Siang itu, di hamparan depan swalayan banyak mobil dan motor berlalu lalang dan memadati ruas parkiran. Aku mencarimu, mencocokan wajah di fotomu yang kuingat dengan orang yang sedang kulihat. Terik menyengat kulitku, tapi tak kuhiraukan.
Kling..
Satu pesan masuk, darimu.
[Aku di kantin depan. Mas, sudah sampai mana?]
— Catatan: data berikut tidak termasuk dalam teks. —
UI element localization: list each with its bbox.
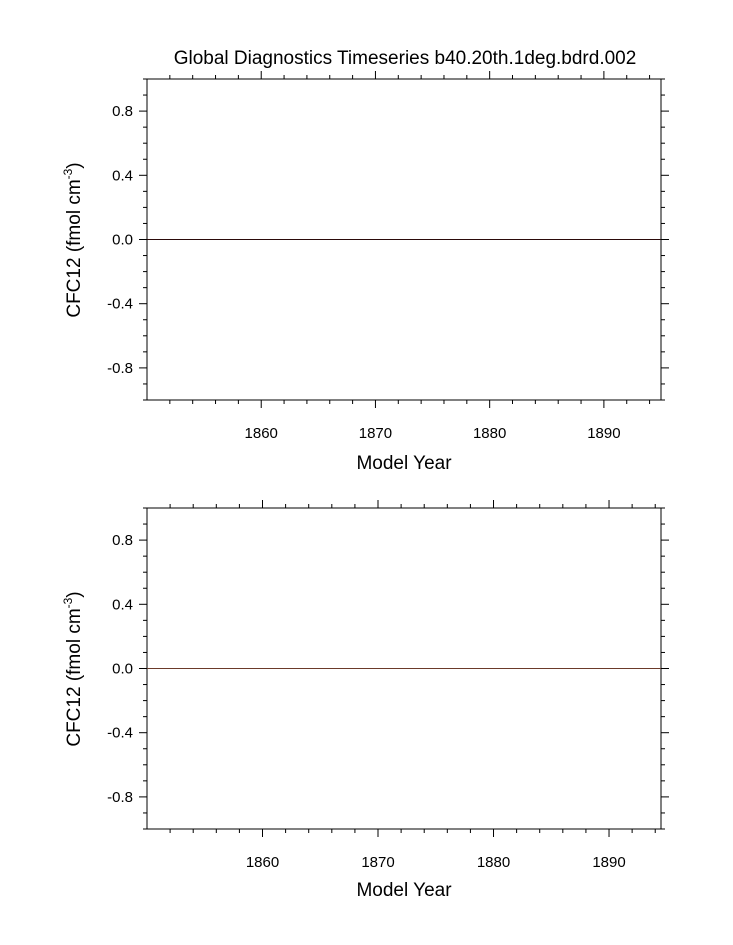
bottom-xtick-label: 1860 bbox=[246, 854, 279, 871]
top-ytick-label: 0.4 bbox=[112, 167, 133, 184]
top-x-tick-labels: 1860 1870 1880 1890 bbox=[245, 425, 621, 442]
bottom-ticks bbox=[139, 500, 669, 837]
top-chart-panel: Global Diagnostics Timeseries b40.20th.1… bbox=[61, 48, 669, 474]
bottom-y-axis-title: CFC12 (fmol cm-3) bbox=[61, 591, 85, 746]
top-ticks bbox=[139, 71, 669, 408]
bottom-y-axis-title-main: CFC12 (fmol cm bbox=[64, 608, 85, 746]
top-x-axis-title: Model Year bbox=[356, 453, 452, 474]
top-y-axis-title: CFC12 (fmol cm-3) bbox=[61, 162, 85, 317]
bottom-xtick-label: 1890 bbox=[592, 854, 625, 871]
bottom-x-tick-labels: 1860 1870 1880 1890 bbox=[246, 854, 626, 871]
top-xtick-label: 1880 bbox=[473, 425, 506, 442]
bottom-ytick-label: -0.8 bbox=[107, 789, 133, 806]
top-xtick-label: 1860 bbox=[245, 425, 278, 442]
bottom-xtick-label: 1870 bbox=[361, 854, 394, 871]
bottom-y-tick-labels: -0.8 -0.4 0.0 0.4 0.8 bbox=[107, 532, 133, 806]
bottom-chart-panel: -0.8 -0.4 0.0 0.4 0.8 1860 1870 1880 1890 Model… bbox=[61, 500, 669, 901]
top-xtick-label: 1890 bbox=[587, 425, 620, 442]
top-y-axis-title-sup: -3 bbox=[61, 168, 75, 179]
top-y-axis-title-close: ) bbox=[64, 162, 85, 168]
chart-title: Global Diagnostics Timeseries b40.20th.1… bbox=[174, 48, 637, 69]
bottom-y-axis-title-sup: -3 bbox=[61, 597, 75, 608]
top-ytick-label: 0.8 bbox=[112, 103, 133, 120]
top-ytick-label: -0.4 bbox=[107, 296, 133, 313]
bottom-ytick-label: 0.4 bbox=[112, 596, 133, 613]
bottom-ytick-label: 0.0 bbox=[112, 661, 133, 678]
top-y-tick-labels: -0.8 -0.4 0.0 0.4 0.8 bbox=[107, 103, 133, 377]
bottom-ytick-label: 0.8 bbox=[112, 532, 133, 549]
bottom-y-axis-title-close: ) bbox=[64, 591, 85, 597]
top-ytick-label: -0.8 bbox=[107, 360, 133, 377]
top-ytick-label: 0.0 bbox=[112, 232, 133, 249]
top-y-axis-title-main: CFC12 (fmol cm bbox=[64, 179, 85, 317]
bottom-xtick-label: 1880 bbox=[477, 854, 510, 871]
bottom-x-axis-title: Model Year bbox=[356, 880, 452, 901]
top-xtick-label: 1870 bbox=[359, 425, 392, 442]
bottom-ytick-label: -0.4 bbox=[107, 725, 133, 742]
[Tunggu. Aku menuju ke sana.]
Jawabku.
Setelahnya, aku menyoroti perempuan mengenakan sweater biru tipis yang melekat di tubuhnya. Penampilannya tidak terlalu asing. Aku seperti sudah lama mengenalnya. Untuk ukuran seorang perempuan, dia memang terlihat sempurna dalam bermain cinta. Kau mampu menggetarkan asmara di kalbuku.
Jantungku mulai tidak stabil saat aku mendekatimu. Kau sudah menatapiku dari kejauhan. Aku jadi kikuk saat hendak menyapamu terlebih dulu. Kau hanya memamerkan senyuman yang merekah saat di dekatku. Segera membuatku ingin membalasnya kembali.
"Sejak kapan kamu di rumah?" satu pertanyaanku akhirnya keluar. Untuk memancing agar kau segera bicara. Memastikan, bahwa suaramu tetap sama lembut, saat kemarin kudengar lewat telepon.
"Pagi tadi baru sampai. Tapi, sore nanti sudah mau balik," jawabmu pelan.
"Tadi belanja apa? Kalau untuk keperluanmu di kontrakan, apa ndak sebaiknya belinya di Surabaya saja?" aku melirik isi kantong plastik yang kau bawa.
Hari itu, aku memang tidak banyak bertanya. Aku merasa ndak enak dengan temanmu saat itu. Nanti aku dikira selingkuhanmu. Segera aku pergi. Padahal banyak suara hati yang ingin kubuka saat itu darimu, termasuk sembilu yang kau rasakan. Aku hanya memberi beberapa lembar uang untuk keperluanmu di Surabaya sebelum akhirnya kita berpisah.
***
Di kamarku ini sunyi telah pergi menjauh. Biasanya aku berbicara dengan foto yang terpampang di dinding. Setelah perjumpaan itu, kau banyak menghabiskan waktu untuk menelponku. Aku sudah tak lagi dikoyak rasa sepi sejak kau membingkai hari-hariku.
"Kapan kamu pulang lagi? Kalau boleh, aku mau kita bertemu berdua saja," pintaku melalui telepon.